Research Program

Research Areas

Our Phase I research divides into two categories:

  • Theoretical Research
  • System Design and Implementation (primarily Phase II)

Theoretical Research

Research Area 1: Mathematical Theory of General Intelligence

Our research in this area will focus on using algorithmic information theory and probability theory to formalize the notion of general intelligence, specifically ethical general intelligence. Important work in this area has been done by Marcus Hutter, Juergen Schmidhuber, Shane Legg, and others, as well as by our team; but this work has not yet been connected with pragmatic AGI designs. Meeting this challenge is one of our major goals going forward. Specific focus areas within this domain include:

  • Mathematical Formalization of the "Friendly AI" Concept. Proving theorems about the ethics of AI systems, an important research goal, is predicated on the possession of an appropriate formalization of the notion of ethical behavior on the part of an AI. And, this formalization is a difficult research question unto itself.
  • Implications of Algorithmic Information Theory for the Predictability of Arbitrarily Intelligent AIs. In 2006, Shane Legg made an interesting, ultimately failed attempt to prove algorithmic information theoretic limitations on the possibility of guaranteeing ethical behavior on the part of future AIs. This line of research however has significant potential for future exploration.
  • Formalizing the Concept of General Intelligence. Shane Legg and Marcus Hutter published a paper in 2006 presenting a formal definition of general intelligence. Their work is excellent but can be extended in various ways; in particular, work is needed on connecting these ideas with practical intelligence tests for AGIs.
  • Reflective Decision Theory: Extending Statistical Decision Theory to Strongly Self-Modifying Systems. Statistical decision theory, as it stands, tells us little about software systems that regularly make decisions to modify their own source code in radical ways. This deficit must be remedied if we wish to formally understand self-modifying AGI systems, their potential dangers, and potential routes to ensuring their long-term safety and beneficialness.
  • Dynamics of Goal Structures Under Self-Modification. Under what conditions will an AGI system's internal goal structure remain invariant as the system self-modifies? Supposing that one of the system's top-level goals is precisely this sort of goal-system invariance - nevertheless, that is clearly not enough to guarantee invariance. Additional conditions are needed, but the nature of these conditions has not been seriously investigated. This is a deep mathematical issue in the dynamics of computational intelligence, with obvious critical implications for the creation of stably beneficial AGI.

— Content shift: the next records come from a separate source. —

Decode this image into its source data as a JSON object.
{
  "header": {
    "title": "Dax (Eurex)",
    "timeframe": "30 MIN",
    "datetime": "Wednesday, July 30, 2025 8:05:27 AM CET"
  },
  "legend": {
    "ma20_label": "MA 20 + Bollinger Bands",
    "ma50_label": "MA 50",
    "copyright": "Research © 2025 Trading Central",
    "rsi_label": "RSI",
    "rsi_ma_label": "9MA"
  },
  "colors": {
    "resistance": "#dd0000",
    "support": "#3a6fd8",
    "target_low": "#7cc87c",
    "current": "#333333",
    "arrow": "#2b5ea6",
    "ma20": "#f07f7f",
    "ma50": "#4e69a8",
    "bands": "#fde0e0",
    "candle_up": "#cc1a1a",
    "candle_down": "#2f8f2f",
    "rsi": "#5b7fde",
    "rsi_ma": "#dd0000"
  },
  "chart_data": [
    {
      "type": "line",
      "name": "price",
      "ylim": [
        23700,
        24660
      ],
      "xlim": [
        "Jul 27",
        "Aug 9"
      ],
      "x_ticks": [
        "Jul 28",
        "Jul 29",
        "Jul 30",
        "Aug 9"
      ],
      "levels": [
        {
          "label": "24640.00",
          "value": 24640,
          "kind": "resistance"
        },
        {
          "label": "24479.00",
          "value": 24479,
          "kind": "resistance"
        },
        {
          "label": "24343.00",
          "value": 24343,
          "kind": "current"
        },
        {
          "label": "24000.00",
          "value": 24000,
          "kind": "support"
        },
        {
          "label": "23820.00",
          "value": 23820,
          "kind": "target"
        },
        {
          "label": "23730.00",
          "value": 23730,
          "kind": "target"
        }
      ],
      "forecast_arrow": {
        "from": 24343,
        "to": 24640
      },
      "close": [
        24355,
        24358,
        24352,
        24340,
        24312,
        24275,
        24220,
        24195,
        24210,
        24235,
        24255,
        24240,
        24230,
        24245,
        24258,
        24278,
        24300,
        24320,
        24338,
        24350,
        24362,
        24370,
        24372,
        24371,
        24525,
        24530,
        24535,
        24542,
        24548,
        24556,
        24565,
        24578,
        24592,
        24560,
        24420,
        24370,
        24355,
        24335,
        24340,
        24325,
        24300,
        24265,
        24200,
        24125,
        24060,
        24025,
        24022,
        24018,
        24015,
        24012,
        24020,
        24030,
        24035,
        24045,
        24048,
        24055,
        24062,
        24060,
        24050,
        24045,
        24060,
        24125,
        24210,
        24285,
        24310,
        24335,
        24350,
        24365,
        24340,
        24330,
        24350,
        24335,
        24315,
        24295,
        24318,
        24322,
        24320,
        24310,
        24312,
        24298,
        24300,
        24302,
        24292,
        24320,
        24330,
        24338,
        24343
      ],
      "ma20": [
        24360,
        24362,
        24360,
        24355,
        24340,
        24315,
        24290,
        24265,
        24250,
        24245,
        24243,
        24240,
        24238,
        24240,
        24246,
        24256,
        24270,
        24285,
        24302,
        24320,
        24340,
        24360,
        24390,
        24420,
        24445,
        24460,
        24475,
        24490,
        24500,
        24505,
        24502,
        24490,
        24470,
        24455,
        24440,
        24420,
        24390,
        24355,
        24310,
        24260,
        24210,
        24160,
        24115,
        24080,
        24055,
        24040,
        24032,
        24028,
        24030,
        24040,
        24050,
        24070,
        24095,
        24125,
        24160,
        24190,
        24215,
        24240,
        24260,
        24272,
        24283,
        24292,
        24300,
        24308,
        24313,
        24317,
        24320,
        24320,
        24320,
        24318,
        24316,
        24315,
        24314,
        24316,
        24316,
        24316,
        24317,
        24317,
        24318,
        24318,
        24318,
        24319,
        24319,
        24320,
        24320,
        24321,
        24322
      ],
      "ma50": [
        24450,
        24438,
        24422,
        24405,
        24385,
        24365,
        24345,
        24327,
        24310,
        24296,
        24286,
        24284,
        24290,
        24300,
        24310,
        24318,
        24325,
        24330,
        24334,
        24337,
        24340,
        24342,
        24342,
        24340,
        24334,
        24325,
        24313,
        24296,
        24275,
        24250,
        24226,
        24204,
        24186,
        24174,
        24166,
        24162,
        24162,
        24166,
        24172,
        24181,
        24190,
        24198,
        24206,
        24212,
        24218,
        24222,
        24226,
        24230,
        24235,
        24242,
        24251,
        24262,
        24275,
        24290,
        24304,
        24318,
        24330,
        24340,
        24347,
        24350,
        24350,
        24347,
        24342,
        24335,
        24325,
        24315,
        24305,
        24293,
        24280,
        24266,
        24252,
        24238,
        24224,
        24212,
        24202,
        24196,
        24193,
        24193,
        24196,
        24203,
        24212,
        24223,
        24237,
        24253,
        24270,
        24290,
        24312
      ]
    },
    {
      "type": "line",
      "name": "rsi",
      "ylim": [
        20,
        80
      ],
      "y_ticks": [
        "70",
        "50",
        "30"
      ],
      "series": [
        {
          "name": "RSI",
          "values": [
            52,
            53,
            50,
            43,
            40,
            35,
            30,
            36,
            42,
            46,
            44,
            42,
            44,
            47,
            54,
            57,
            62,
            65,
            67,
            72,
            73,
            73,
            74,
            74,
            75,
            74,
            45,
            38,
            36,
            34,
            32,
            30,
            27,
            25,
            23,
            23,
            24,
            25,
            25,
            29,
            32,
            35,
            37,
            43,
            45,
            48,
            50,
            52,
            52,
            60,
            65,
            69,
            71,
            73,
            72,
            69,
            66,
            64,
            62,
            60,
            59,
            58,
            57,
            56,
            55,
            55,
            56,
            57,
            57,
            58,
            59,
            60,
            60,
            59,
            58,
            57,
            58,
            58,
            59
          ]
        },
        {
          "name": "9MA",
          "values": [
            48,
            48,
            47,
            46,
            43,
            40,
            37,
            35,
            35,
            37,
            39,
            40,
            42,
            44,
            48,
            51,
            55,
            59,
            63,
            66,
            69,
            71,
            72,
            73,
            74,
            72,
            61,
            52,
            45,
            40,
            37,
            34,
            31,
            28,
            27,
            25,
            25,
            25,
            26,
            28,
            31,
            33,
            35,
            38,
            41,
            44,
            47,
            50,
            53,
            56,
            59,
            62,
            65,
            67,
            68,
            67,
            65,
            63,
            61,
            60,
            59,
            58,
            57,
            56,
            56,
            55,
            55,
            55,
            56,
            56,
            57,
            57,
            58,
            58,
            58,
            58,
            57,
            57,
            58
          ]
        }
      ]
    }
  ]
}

Research Area 2: Friendliness Theory

A central view of our research team is that ethical issues must be placed at the center of AGI research, rather than tacked on peripherally to AGI designs created without attention to ethical considerations. Several of our focus areas have direct implications for AGI ethics (particularly the investigation of goal system stability), but we also intend to heavily investigate several other issues related to AGI and ethics, including:

  • Formalizing the Theory of Coherent Extrapolated Volition. SIAI Research Fellow Eliezer Yudkowsky has proposed "coherent extrapolated volition" (CEV) as a way of arriving at a top-level supergoal for an AI system that represents the collective desires of a population of individuals. While fascinating, the idea has only been presented informally, and a mathematical formalization seems necessary so that its practical viability can be assessed. For example, it is of interest to try to articulate formally the conditions under which the CEV of a population of individual agents, appropriately defined, will exist. This may depend on the coherence versus divergence of the beliefs or mind-states of the individuals.
  • Framework for Formalizing Desired Beneficial Outcomes. To create safe and beneficial AI systems, we must have a clear vision of what constitutes a beneficial outcome. The recently developed science of Positive Psychology is making great strides in understanding elements that promote human happiness. Political philosophy has studied a wide variety of approaches to structure "the good society" in a way that maximizes the benefits to its citizens. We will work toward creating a framework which formalizes these kinds of insights so that they can be considered for AI goal systems.
  • Decision-Theoretic and Game-Theoretic Foundations for the Ethical Behavior of Advanced AIs. Microeconomics and decision theory study the nature of individual preferences and their influence on behavioral outcomes. Game theory is the core mathematical theory of decision making by interacting agents. We will use these tools to analyze the likely behavior of alternative models for the safe deployment of advanced self-modifying AIs. The preferences of an agent together with the behavior of other agents in its environment determine the actions it will take. We must design the preferences of agents so that their collective behavior produces the results we desire and is stable against internal corruption or external incursion.

System Design and Implementation

Research Area 3: AGI Design

This is arguably the most critical component of the path to AGI. As noted earlier, AGI design and engineering will be our central focus in Phase II. In Phase I, however, our work in this area will focus on the comparison and formalization of existing AGI designs. This is crucial, as it will lead to a better understanding of the strong and weak points in our present understanding of AGI, and form the foundation for creating new AGI designs, as well as analyzing and modifying existing AGI designs.